Media-savvy: Communication has become as important as financial monitoring and management to effective central bank operations. If done well, communication can strengthen understanding of central bank objectives, help shape the market mood and provide reassurance in times of stress.

Strengthening risk management: A key element of credibility is sustaining a resilient and robust balance sheet, even when it is expanding. Central banks will need to ensure their risk function keeps pace with new types of risk they face during the course of their operations. 

The shift in macro-economic policy frameworks

Charting the relationship between GDP and credit growth

Seeing the future

In a world being reshaped by new technology and shifts in the focus of investment and growth, central banks face the collective challenge of how to oversee the rapid expansion of the global financial system and the establishment of new transmission channels, platforms and currencies. It is therefore vital that they develop the rapid monitoring and response to manage activities across the financial system.

As central banks look towards 2020, we think their existing capabilities will be increasingly tested and they will need to develop some new ones. We foresee a number of tensions in the road ahead through which the capable central bank will need to navigate. One such tension will come from a central bank’s competing role in deepening capital markets and maintaining financial stability. Deep and liquid capital markets help to improve the monetary policy transmission mechanism, increase public and private access to long-term finance and widen participation in the economy. In this respect, we highlight the strong correlation between GDP per head and private credit.

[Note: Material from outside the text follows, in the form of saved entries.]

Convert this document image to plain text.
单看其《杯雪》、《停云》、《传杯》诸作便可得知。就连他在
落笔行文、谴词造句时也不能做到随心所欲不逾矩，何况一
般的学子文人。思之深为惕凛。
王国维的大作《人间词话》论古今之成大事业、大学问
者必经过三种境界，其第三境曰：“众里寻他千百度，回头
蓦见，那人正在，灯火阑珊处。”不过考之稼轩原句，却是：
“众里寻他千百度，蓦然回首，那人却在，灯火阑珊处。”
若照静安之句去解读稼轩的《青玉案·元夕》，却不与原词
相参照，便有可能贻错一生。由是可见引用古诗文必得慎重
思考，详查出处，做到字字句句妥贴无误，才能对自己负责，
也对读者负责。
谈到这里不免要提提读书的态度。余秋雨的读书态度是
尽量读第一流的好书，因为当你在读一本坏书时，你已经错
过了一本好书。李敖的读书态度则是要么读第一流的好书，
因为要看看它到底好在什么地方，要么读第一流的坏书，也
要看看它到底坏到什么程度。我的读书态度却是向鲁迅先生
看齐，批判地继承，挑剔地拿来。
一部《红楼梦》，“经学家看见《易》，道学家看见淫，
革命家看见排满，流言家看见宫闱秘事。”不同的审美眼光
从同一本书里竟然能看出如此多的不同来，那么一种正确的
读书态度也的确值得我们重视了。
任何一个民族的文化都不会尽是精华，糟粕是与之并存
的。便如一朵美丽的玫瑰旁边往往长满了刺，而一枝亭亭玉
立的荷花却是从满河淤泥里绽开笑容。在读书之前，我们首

Managing the different scenarios of change

Given the regulatory reform that is still sweeping through the banking sector, it is tempting to see regulation as the key determinant of the industry’s future shape. However, there are much more fundamental forces at work than regulation, ranging from the significant shifts in technology, change in public expectations, and the pressure to stay ahead of the migration of ‘banking’ activities beyond the traditional banking sector.

Building on these observations, we’ve formulated three hypotheses, which we outline in this report:

Hypothesis 1: A future in which core banking services are delivered outside of the regulated banking industry

Hypothesis 2: Banks still have advantages but – to be part of the future – they need to invest heavily, rediscover and reassert their core role in society, and secure the ongoing support of policymakers

Hypothesis 3: Regulators and regulation need a radical re-orientation, realigning from policing to protecting and with public policy shifting its focus – to some extent – from institutions to markets and services.

"Central banks will have an important role to play in facilitating the public debate over what society wants from the banking system. Under this scenario regulators and central banks need to draw the regulatory strands back together and make regulation manageable for the firms they oversee."